2 horses escape fire that killed 23 Tennessee Walkers
Two horses — Chip Shot and Big Red — are the only survivors of a barn fire that killed 23 Tennessee Walking Horses in the early morning hours Tuesday in Limestone County.
“I don’t know how those two got out,” said Keith Nance, manager of Nance Stables at Crane Farms, located on Thach Road between Clem and Mooresville roads. “We thought both of them were gone.
“Chip Shot was outside the barn in the yard,” Nance said. “He didn’t have a singed hair on him. Big Red came running up and he had some singed hair.”
Several other horses that had been in the pasture when the fire broke out also survived. They were not gaited show horses like the others, he said.
Nance, who lost six of his own Tennessee Walkers in the blaze, said he was devastated. He was at his home in Rogersville — 45 minutes away — when he got the call.
“It’s like getting a phone call that your teenager has been in a wreck and has died,” he said. “It’s something you cannot imagine unless you’ve experienced it.”
No one stays overnight at the stables, which Nance said amounts to a barn in a pasture.
Eight owners hailing from Nashville, Tennessee, to Mississippi owned the 23 equine that perished, Nance said, noting they consider them beloved pets.
A passerby noticed the blaze about 2:30 a.m. and called 911, he said.
Firefighters from Oak Grove-Thach Volunteer Fire Department rushed to the scene.
“When I got there, it (the barn) was fully involved,” said Fire Chief Cody Wood.

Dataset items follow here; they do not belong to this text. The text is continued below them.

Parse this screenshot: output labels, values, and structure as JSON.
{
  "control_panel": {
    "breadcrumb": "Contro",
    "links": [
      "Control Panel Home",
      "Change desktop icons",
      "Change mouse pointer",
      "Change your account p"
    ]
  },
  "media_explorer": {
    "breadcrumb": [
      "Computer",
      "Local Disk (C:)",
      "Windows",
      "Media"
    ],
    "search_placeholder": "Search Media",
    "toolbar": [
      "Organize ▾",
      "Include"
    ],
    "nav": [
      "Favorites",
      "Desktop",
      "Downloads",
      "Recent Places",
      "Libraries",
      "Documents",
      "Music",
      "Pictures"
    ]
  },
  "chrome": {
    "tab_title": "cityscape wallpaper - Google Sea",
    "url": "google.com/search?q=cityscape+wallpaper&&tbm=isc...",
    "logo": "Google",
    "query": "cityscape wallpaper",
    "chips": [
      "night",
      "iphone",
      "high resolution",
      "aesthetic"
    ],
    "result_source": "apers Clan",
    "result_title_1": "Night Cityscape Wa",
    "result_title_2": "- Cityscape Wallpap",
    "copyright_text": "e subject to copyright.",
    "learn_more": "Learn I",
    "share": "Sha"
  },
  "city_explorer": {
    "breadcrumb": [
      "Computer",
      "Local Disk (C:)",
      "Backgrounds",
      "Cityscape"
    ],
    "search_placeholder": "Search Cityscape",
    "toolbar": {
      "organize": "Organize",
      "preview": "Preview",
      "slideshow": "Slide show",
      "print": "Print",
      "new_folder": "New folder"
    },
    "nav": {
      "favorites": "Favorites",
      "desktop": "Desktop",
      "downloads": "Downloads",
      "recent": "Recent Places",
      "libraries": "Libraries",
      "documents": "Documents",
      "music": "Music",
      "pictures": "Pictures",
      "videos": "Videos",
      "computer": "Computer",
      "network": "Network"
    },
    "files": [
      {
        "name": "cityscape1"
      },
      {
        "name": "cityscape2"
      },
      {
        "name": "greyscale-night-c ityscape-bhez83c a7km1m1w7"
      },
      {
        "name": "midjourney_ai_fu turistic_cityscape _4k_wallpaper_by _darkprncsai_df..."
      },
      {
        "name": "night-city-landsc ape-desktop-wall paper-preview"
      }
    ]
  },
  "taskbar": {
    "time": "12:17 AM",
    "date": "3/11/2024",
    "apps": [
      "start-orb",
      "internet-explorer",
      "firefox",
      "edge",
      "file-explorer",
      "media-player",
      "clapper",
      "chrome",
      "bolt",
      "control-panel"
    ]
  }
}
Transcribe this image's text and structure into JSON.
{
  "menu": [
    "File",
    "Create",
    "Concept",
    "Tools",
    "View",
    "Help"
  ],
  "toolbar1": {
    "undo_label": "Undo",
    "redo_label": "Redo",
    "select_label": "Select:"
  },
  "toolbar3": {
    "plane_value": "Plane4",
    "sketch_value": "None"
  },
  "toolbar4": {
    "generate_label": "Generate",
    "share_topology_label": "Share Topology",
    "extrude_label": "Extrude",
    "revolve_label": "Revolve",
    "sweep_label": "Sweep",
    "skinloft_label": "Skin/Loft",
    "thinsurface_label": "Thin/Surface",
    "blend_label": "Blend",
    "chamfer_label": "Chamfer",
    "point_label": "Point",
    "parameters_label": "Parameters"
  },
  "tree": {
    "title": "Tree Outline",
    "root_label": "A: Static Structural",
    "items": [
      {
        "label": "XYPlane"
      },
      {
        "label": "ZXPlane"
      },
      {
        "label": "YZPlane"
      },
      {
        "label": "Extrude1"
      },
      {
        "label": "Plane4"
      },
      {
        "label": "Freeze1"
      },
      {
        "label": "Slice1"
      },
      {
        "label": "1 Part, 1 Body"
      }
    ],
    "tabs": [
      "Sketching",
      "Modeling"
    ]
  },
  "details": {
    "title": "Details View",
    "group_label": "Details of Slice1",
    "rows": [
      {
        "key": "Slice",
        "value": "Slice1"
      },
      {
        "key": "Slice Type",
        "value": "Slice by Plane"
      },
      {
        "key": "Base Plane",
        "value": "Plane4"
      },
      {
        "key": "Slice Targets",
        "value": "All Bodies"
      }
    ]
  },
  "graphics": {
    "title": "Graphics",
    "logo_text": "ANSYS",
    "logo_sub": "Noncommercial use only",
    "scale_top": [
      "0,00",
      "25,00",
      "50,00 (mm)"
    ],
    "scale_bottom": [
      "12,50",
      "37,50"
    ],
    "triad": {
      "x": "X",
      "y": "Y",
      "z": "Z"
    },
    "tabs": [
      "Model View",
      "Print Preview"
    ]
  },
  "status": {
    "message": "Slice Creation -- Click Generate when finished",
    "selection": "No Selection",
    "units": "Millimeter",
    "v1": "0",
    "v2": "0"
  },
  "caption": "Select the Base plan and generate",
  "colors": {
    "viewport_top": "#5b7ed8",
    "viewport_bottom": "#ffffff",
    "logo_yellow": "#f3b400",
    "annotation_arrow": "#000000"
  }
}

The conflagration spread rapidly through the barn and was so hot they could not get in to get horses out, said both Nance and Wood.

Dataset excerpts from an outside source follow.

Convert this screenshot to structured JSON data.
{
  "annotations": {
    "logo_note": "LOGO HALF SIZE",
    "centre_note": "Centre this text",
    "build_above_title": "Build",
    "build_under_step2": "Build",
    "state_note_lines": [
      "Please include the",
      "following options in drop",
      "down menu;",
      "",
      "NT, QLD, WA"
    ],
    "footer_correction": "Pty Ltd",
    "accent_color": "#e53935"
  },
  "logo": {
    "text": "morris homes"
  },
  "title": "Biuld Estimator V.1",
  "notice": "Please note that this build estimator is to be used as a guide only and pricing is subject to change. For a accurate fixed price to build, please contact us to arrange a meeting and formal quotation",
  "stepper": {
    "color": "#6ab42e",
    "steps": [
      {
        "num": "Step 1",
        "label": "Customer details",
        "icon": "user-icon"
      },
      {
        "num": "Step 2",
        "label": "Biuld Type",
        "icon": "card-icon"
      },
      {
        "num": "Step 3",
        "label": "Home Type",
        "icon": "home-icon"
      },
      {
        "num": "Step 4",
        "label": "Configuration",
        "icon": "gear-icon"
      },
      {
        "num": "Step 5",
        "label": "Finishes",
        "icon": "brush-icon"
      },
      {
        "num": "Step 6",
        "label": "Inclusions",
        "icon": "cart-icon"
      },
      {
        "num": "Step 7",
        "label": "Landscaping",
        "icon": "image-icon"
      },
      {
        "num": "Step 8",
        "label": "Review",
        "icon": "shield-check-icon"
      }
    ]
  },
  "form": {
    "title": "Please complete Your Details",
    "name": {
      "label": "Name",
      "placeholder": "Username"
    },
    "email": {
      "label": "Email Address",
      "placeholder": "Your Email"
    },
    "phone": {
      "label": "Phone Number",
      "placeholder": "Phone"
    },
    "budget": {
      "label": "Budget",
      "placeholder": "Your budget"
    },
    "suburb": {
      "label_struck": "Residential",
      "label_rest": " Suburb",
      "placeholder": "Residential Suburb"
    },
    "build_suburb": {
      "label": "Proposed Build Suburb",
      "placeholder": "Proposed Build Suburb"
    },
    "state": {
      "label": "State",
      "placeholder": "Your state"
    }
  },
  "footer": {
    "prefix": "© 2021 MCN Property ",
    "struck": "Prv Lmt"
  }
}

Nance hoped the horses succumbed to smoke and not fire.
About 10 to 12 Oak Grove firefighters battled the blaze along with firefighters from Elkmont and Ardmore volunteer fire departments. They were on the scene for three to three and a half hours, Wood said.
The horses, some of them award-winners, were worth anywhere from $15,000 to $30,000 each, Nance said, adding he did not believe many of the owners insured their horses.
It takes anywhere from six months to two years to train Tennessee Walkers to perform the four-beat running walk that makes them famous, Nance said.
Whether the property owner Charles Crane will build a new barn is unknown. At this point, Nance said everyone involved is just trying to comprehend the loss.
“I’ve heard of it happening, and I’ve seen it happen to others, but I never thought it would happen,” he said.
The cause of the fire has not been determined. An investigator from the Alabama Fire Marshal’s Office was expected to visit the site Tuesday evening to try to make a determination, he said.
“We will have to get the roof off of them (the horses) so they can take a look at it,” Nance said, noting the fire caused the barn’s roof to collapse onto the animals.
Once that is done, the county will help bury them.